Period II

For each prefix with length P of a given string S,if

S[i]=S[i+P] for i in [0..SIZE(S)-p-1],

then the prefix is a “period” of S. We want to all the periodic prefixs.

Input

Input contains multiple cases.

The first line contains an integer T representing the number of cases. Then following T cases.
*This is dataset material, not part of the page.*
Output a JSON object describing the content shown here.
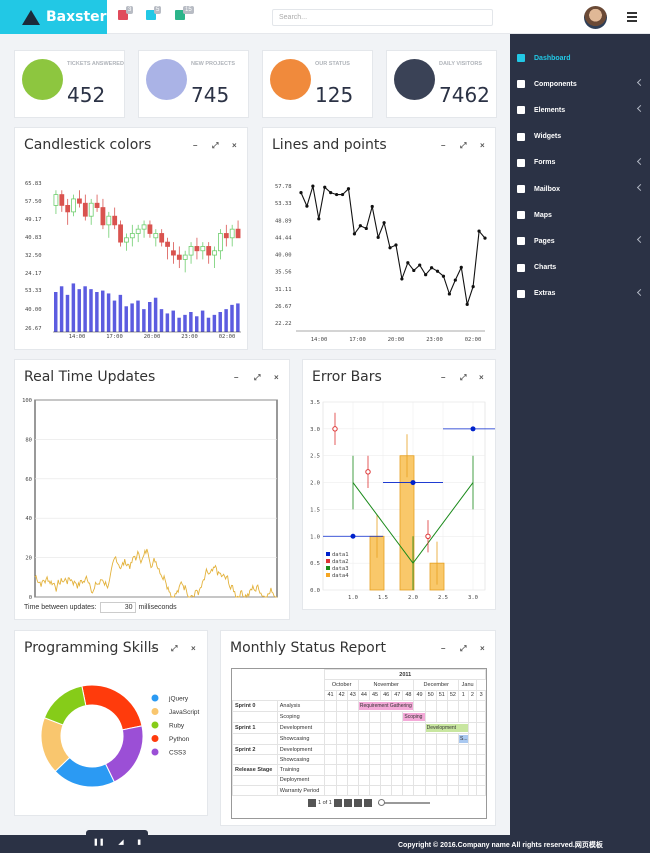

Each test case contains a string S (1 <= SIZE(S) <= 1000000),represents the title.S consists of lowercase ,uppercase letter.

Output

For each test case, first output one line containing "Case #x: y", where x is the case number (starting from 1) and y is the number of periodic prefixs.Then output the lengths of the periodic prefixs in ascending order.

Sample Input

4
ooo
acmacmacmacmacma
fzufzufzuf
stostootssto

Sample Output

Case #1: 3
1 2 3
Case #2: 6
3 6 9 12 15 16
Case #3: 4
3 6 9 10
Case #4: 2
9 12
题意：求所有的循环节
思路：循环ans=ne[ans],len-ans

#include <iostream>
#include<string.h>
using namespace std;
const int maxn = 1e6+10;
char a[maxn];
int ne[maxn],sum[maxn];
int main()
{
    int t;
    int num=0;
    scanf("%d",&t);
    while(t--)
    {
        memset(ne,0,sizeof(ne));
        scanf("%s",a+1);
        int len=strlen(a+1);
        for(int i=2,j=0;i<=len;i++)
        {
            while(j&&a[i]!=a[j+1]) j=ne[j];
            if(a[i]==a[j+1]) j++;
            ne[i]=j;
        }
        int ans=len,cnt=0;
        while(ans)
        {
            ans=ne[ans];
            sum[++cnt]=len-ans;
        }
        printf("Case #%d: %d\n",++num,cnt);
        for(int i=1;i<=cnt-1;i++)
            printf("%d ",sum[i]);
        printf("%d\n",sum[cnt]);
    }
    return 0;
}